Le risque principal est la mise en place d’un prélèvement SEPA non autorisé. C’est possible mais limité, car vous pouvez contester tout prélèvement non autorisé dans un délai de 13 mois et obtenir un remboursement automatique.
- Ma banque est-elle obligée de me rembourser ?
Oui, sauf si elle prouve que vous avez commis une négligence grave.

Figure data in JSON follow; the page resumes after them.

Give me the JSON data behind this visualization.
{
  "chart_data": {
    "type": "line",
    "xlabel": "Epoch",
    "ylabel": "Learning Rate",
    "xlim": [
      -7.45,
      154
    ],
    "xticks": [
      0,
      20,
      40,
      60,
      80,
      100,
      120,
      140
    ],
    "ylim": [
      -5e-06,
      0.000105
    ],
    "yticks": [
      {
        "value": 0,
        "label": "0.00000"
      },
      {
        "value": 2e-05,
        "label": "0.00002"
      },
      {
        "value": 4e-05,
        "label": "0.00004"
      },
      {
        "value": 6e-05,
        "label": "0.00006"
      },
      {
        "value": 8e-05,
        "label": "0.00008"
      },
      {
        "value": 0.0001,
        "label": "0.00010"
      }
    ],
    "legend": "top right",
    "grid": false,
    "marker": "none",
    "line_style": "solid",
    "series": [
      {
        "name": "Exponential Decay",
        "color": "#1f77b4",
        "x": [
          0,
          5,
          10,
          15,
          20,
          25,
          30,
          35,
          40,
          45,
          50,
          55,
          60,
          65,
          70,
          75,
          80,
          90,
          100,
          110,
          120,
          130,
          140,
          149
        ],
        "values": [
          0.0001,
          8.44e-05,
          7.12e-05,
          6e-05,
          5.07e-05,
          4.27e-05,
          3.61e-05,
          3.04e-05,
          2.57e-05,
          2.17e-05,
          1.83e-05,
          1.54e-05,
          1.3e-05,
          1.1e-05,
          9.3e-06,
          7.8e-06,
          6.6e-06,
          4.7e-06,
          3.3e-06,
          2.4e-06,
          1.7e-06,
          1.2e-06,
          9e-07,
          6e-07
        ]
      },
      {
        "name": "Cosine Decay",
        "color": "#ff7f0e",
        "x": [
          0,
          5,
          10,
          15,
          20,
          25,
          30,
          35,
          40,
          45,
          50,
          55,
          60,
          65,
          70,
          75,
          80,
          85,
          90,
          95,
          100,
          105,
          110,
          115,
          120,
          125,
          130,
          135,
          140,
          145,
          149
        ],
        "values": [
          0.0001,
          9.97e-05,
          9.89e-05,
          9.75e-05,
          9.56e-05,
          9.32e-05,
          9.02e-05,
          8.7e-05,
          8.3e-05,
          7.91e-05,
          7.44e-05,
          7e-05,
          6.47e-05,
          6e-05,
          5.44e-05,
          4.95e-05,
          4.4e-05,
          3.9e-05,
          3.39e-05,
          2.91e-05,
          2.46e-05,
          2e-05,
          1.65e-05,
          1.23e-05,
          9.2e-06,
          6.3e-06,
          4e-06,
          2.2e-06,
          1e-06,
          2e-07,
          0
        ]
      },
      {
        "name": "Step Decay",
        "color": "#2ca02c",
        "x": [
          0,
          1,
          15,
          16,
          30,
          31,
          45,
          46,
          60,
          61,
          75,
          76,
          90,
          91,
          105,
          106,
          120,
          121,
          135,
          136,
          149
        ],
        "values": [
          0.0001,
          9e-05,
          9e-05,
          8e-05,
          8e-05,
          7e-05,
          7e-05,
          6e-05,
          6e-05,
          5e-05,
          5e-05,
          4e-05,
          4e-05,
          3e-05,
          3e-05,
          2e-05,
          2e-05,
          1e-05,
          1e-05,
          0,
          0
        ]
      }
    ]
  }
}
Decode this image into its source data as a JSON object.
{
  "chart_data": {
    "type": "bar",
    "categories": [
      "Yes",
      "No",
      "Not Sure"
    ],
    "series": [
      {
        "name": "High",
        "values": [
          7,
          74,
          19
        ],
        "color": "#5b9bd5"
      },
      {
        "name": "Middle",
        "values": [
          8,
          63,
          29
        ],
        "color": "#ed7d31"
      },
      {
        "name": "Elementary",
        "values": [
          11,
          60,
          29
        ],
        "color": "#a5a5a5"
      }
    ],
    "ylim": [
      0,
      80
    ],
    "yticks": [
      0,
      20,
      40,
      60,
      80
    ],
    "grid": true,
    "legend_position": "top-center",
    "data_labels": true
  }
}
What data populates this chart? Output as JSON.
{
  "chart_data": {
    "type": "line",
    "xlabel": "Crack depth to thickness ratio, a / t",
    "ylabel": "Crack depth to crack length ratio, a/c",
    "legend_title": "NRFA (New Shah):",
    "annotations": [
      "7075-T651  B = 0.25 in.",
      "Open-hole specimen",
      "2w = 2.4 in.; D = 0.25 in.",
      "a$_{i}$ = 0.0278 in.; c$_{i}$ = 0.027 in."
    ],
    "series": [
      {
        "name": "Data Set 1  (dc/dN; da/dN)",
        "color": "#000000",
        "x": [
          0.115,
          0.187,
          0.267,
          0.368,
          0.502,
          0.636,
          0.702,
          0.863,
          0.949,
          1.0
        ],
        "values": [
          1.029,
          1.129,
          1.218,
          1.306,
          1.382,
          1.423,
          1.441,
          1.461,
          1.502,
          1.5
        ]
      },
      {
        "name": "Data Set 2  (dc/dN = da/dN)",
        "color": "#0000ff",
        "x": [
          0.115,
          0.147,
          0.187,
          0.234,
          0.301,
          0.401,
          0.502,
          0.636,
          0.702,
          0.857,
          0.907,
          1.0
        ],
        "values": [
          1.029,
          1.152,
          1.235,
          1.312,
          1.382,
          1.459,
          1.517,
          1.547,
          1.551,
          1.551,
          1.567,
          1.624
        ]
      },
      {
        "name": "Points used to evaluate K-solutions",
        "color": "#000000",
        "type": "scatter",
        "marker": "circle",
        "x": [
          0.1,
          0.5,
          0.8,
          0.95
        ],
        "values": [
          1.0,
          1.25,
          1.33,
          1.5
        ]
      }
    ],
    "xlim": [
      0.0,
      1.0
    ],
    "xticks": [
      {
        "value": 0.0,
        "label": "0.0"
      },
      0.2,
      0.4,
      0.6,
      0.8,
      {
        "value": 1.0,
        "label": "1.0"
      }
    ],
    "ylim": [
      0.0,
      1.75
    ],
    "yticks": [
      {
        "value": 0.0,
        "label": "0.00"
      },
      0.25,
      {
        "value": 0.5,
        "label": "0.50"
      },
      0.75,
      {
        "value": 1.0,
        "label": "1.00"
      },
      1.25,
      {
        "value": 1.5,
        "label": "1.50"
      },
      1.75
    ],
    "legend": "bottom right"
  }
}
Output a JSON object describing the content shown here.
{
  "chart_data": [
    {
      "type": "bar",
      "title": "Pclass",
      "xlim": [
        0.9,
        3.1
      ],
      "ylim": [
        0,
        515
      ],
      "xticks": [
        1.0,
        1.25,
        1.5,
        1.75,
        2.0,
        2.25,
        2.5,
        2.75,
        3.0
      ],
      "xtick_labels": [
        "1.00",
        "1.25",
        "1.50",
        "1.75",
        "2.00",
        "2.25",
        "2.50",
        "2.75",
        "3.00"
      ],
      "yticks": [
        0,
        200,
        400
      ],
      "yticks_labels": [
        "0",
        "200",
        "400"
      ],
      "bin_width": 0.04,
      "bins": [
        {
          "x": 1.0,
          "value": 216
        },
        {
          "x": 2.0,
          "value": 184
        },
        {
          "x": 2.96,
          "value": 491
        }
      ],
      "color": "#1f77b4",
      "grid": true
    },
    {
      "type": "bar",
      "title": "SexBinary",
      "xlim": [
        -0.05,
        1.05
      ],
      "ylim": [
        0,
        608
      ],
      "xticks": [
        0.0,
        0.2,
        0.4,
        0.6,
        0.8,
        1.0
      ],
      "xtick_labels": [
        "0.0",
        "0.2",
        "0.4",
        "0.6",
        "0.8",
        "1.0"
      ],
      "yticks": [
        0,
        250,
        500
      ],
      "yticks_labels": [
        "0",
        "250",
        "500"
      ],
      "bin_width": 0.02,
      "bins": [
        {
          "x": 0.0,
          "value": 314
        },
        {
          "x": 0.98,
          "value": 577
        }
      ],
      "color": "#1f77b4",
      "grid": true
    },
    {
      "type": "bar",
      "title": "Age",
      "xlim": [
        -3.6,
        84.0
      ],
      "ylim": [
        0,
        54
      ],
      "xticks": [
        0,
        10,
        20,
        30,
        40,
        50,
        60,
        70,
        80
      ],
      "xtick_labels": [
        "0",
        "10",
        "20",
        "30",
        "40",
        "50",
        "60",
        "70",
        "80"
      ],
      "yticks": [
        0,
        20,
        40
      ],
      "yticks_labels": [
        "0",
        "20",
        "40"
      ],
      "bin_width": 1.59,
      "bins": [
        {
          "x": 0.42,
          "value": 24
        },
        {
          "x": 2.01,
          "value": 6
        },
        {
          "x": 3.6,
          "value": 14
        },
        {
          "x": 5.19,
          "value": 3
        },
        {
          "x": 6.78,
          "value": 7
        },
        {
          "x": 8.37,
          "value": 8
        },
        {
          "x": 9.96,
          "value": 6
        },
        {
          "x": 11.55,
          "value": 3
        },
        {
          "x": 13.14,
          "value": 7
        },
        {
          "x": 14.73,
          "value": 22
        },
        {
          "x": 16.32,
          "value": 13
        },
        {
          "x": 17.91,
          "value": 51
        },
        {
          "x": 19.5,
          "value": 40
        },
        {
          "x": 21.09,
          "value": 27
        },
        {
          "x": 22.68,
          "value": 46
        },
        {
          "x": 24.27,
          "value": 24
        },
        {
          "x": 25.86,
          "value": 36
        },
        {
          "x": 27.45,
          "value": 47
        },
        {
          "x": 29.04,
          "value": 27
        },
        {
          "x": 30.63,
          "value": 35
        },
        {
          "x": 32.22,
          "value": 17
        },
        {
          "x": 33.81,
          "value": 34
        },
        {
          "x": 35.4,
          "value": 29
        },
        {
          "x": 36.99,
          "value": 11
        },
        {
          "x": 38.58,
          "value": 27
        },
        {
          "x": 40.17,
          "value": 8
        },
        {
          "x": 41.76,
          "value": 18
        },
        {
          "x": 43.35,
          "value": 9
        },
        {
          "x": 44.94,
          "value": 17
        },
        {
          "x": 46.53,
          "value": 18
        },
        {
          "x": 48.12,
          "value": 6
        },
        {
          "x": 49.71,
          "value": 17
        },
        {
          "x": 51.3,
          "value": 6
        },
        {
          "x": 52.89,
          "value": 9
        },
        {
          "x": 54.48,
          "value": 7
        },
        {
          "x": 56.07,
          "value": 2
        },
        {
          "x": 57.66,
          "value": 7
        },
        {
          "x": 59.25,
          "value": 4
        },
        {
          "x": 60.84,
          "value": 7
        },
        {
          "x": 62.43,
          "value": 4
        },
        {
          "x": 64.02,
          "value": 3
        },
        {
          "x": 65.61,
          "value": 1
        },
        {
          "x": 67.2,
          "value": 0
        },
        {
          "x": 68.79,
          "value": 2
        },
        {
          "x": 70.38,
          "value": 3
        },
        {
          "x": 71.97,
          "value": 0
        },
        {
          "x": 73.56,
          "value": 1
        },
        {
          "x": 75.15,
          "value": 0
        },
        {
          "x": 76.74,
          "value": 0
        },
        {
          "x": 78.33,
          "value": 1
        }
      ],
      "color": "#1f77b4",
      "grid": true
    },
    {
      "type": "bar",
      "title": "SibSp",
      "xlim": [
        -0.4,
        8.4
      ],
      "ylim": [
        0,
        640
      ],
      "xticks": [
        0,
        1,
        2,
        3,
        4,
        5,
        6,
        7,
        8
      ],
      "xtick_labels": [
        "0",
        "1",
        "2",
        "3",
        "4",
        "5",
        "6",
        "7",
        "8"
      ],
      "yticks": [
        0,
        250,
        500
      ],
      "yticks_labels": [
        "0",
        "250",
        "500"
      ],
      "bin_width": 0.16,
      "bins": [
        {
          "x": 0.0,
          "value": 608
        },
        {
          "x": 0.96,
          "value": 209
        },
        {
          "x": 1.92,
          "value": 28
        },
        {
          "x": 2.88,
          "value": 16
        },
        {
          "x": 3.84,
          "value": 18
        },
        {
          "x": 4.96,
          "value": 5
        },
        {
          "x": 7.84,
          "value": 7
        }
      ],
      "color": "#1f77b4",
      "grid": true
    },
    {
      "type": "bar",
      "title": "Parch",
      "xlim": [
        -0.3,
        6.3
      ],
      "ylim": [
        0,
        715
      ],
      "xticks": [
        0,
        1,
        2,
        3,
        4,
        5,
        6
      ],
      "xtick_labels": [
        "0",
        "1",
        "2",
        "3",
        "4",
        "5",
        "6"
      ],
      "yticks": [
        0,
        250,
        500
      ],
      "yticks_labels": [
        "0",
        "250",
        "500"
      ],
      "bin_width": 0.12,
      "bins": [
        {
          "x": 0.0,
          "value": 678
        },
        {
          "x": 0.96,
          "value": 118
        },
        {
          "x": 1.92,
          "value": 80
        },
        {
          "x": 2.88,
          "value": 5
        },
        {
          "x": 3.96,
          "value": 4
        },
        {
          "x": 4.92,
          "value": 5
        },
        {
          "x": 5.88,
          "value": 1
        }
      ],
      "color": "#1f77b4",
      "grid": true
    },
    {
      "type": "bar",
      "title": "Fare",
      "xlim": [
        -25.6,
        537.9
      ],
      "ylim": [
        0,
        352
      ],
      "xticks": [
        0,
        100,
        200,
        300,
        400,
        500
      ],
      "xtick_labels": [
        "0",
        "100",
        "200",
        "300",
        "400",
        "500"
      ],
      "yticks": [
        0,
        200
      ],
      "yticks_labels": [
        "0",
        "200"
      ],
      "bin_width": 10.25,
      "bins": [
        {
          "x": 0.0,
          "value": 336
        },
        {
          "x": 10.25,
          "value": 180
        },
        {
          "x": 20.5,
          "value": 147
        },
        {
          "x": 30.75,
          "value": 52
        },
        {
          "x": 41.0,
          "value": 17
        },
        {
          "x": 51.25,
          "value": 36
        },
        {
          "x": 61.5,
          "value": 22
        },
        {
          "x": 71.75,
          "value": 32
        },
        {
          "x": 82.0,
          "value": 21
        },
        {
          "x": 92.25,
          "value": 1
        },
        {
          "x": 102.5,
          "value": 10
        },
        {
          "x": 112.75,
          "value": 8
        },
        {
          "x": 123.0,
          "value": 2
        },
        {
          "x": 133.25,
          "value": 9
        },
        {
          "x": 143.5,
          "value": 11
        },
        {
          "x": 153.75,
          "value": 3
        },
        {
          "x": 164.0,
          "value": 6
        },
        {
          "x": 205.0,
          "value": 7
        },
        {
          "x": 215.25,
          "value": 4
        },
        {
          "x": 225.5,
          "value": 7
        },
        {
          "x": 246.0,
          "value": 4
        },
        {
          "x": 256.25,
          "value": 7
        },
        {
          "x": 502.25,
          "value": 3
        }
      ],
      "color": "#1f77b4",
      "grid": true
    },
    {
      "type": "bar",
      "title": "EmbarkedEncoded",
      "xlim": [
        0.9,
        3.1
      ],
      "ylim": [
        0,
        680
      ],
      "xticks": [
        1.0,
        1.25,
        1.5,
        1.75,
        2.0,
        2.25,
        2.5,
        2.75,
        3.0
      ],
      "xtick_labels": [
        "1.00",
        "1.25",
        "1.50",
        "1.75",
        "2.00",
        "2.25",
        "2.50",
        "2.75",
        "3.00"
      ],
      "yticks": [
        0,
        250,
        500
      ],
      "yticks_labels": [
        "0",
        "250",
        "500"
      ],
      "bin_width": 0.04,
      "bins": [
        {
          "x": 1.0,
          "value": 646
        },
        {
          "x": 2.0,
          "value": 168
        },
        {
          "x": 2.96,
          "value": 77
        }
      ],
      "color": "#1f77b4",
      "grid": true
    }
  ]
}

L’article L133-18 du Code monétaire et financier impose un remboursement immédiat des opérations non autorisées.
- Combien de temps ai-je pour signaler une fraude à ma banque ?
Vous disposez de 13 mois pour contester une opération frauduleuse effectuée dans l’Espace économique européen. Il est toutefois préférable de signaler la fraude dans les 24 à 48 heures pour maximiser vos chances.
- Un escroc peut-il utiliser ma carte bancaire sans le cryptogramme ?
C’est beaucoup plus difficile, mais pas totalement impossible. Certains systèmes de paiement anciens ou étrangers n’exigent pas le cryptogramme. Le risque reste néanmoins faible si seul le numéro à 16 chiffres a été communiqué.
- Que faire si j’ai donné mon code 3D Secure à un faux conseiller ?
Faites opposition immédiatement et signalez la fraude à votre banque en précisant les circonstances exactes. La jurisprudence tend à protéger les victimes de spoofing téléphonique, même lorsqu’un code de sécurité a été transmis sous la contrainte psychologique.
- Comment savoir si un prélèvement frauduleux a été enregistré sur mon compte ?
Consultez la liste des mandats de prélèvement actifs dans votre espace bancaire en ligne. Si vous repérez un créancier inconnu, demandez immédiatement à votre banque de révoquer le mandat et de rembourser les sommes prélevées.